Yes, there was systemic racism. It’s always been there. But now what is percolating up – and truly in the last 5, 7, 8 years – is something we have to push back down. We have to take hold of this. And one way we can foster that tolerance for adults is to start when they’re children. Let them see teachers and other people of influence who come from a different background. Just imagine the tolerance that that’ll build. We’ll be a radically different society if we offer that to our students. Think about it. That’s what I’m excited about. 

So, I’m signing legislation that’ll help school districts develop programs that attract underrepresented candidates into teaching, we’ll help fund it, and that builds on programs like our Empire State Teacher Residency Program. We put $30 million to help pay for master’s degrees and certification programs as well to help our teachers because they’re not making a lot of money. Right? Okay, you know what I’m talking about. That’s what passion’s all about. Passion. You’re not doing it for the money, you’re doing it for the end result, and it’s leaving this place better than you found it.

That’s what mom told me. Mom and dad both taught me that. And that’s why when I was growing up, my refrigerator sign said – other than study harder – “Do into the world and do well. Most importantly, go into the world and do good.” That’s what teachers do every single day. They do good every single day. And we need to be helping them – helping them with their cost of that education so it’s not a crushing burden on them or a deterrent for people who otherwise might want to go into this.

So, the other issue we want to talk about today is safety in the workplace. We talk about that all the time. But who talks about safety in a classroom? You’re a teacher. Depending on your school district and maybe the age of your students, who knows? Workplace violence is now the leading cause of deaths on the job in this country. Sad statement of fact. But also, the classroom is a workplace. The school is a workplace. And that has been ignored when we’re talking about laws that protect the individuals in those buildings, particularly our teachers. And our student administrators – but the teachers are exposed to this. 

So, we are going to develop a state law, which our law now requires employers to develop, have workplace violence prevention programs – every workplace except classrooms and schools, right? Linda and I talked about this. Why is it that every other workplace matters, that there’s a requirement that there be a plan in place except in schools and in classrooms. So, the law does not include public schools, but after today, it sure will. We are signing legislation that add public school to this law, so our educators feel safe at work. 

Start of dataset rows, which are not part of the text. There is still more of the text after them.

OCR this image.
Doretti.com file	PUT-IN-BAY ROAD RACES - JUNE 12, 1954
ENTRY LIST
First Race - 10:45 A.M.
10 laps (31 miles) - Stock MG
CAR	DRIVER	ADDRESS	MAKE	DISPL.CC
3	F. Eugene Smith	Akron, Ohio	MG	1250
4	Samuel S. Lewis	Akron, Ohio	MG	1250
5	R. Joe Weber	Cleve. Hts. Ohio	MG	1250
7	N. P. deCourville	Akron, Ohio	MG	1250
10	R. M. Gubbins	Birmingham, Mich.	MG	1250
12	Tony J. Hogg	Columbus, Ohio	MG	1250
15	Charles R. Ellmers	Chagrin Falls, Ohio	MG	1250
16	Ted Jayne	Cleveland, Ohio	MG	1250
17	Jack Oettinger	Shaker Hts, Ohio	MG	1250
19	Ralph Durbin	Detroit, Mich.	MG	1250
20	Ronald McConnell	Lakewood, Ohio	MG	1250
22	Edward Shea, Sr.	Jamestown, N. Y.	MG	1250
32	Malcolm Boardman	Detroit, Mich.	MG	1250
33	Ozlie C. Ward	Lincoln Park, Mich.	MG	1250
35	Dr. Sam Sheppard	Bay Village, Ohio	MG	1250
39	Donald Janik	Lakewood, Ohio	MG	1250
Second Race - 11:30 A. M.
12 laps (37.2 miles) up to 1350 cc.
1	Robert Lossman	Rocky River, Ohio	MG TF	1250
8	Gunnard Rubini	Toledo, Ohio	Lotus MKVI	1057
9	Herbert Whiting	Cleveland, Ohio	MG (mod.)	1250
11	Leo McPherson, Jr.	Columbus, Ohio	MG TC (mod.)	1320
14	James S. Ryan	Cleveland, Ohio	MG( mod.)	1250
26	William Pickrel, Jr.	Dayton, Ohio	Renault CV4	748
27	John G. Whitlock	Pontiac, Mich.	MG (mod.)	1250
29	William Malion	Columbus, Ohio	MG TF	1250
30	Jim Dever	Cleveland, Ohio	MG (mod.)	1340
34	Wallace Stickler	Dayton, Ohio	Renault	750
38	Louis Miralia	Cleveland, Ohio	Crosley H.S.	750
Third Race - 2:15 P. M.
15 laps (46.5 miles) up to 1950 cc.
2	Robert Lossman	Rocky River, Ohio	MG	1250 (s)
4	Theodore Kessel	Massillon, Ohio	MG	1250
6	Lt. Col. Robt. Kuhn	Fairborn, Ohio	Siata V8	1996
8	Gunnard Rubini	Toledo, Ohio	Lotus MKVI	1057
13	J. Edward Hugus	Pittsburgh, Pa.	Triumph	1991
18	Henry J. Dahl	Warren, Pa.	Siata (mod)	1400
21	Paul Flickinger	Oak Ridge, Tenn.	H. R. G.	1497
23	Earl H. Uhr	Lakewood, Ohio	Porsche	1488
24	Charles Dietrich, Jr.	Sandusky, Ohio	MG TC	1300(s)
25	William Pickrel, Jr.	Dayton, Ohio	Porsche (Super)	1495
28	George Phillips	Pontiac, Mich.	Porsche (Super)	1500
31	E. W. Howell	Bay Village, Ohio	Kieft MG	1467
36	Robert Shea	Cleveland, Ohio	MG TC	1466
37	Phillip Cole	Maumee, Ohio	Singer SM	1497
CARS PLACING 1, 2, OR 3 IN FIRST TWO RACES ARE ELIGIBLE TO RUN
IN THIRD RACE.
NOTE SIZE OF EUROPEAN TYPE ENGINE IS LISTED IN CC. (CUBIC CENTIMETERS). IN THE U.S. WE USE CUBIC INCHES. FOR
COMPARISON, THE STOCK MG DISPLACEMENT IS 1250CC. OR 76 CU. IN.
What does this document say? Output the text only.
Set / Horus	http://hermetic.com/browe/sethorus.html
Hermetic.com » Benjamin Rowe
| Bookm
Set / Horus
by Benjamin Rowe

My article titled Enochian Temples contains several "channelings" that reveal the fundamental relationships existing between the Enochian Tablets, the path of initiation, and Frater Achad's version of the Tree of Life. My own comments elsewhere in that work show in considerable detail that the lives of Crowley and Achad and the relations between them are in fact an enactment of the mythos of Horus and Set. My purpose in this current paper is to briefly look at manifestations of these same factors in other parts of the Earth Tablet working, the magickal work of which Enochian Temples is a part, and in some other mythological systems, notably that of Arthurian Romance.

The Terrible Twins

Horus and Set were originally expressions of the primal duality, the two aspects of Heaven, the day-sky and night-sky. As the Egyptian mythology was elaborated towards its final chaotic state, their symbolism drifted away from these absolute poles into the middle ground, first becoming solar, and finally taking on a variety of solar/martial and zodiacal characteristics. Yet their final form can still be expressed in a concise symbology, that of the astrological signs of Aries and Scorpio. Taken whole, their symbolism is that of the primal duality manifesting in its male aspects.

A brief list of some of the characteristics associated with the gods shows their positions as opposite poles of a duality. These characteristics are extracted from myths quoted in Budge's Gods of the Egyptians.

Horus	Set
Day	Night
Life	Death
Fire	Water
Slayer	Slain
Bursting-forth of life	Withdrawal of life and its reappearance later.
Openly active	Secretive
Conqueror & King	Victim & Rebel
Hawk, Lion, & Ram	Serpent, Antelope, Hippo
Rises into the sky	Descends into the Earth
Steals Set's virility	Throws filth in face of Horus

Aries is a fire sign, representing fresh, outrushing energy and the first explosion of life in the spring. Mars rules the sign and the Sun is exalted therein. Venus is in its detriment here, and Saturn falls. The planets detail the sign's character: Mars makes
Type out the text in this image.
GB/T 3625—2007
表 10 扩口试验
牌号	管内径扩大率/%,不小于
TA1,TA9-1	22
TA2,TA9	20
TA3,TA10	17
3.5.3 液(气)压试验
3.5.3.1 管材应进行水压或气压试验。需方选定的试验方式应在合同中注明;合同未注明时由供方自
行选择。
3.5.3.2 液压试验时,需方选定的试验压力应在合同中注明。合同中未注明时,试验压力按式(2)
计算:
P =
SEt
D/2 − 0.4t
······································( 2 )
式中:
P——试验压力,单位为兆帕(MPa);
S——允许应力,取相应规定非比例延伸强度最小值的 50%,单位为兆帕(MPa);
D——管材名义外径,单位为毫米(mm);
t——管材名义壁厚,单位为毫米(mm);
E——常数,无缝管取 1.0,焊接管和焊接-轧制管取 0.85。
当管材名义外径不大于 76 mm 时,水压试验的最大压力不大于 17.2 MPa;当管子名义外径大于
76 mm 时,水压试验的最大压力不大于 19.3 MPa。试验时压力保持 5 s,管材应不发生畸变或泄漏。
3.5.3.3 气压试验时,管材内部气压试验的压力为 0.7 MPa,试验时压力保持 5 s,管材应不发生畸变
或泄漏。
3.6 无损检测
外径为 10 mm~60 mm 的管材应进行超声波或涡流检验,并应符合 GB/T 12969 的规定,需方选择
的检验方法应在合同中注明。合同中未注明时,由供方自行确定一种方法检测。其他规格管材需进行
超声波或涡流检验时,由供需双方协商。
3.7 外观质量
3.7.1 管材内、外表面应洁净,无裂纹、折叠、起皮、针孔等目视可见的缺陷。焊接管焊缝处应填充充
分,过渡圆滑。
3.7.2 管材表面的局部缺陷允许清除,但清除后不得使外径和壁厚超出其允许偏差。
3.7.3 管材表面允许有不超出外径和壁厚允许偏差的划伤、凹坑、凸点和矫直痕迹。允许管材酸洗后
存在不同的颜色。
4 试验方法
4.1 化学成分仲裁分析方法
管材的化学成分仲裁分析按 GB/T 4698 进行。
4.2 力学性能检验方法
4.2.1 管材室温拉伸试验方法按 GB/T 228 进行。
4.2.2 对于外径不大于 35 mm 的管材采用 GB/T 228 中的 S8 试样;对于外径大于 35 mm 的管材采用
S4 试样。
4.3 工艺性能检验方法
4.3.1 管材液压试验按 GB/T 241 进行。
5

So, I’m excited. There’s always this fresh feeling the beginning of a school year, right? I always get a little nervous. “Is my paper done? Am I going to get in trouble?” But for teachers, it is a fresh start. It’s a fresh start. And I just want to applaud all of you who’ve chosen this profession and your leaders, because I cannot imagine where we’d be without you. I cannot imagine. 

So, our gratitude must be demonstrated, not just in words and nice events around the beginning of the school year. And I went to a school in Tarrytown yesterday, and I had the best time playing a little catch with the kids out in the field and having lunch. It was great. Just reminds you of the innocence, the innocence, you see the possibilities. I asked a group of girls how many girl governors they thought we had, and they had to think about it. I said, “One.” I said, “And who’s next? Who’s here is going to be next?” And they all got excited. 

So, that’s what we’re here for. We’re here to make a difference. And one person who has already made a difference, one of our greatest champions of education, our leader, Mike Mulgrew. Come on up here, Mike, and say a few words. Thank you.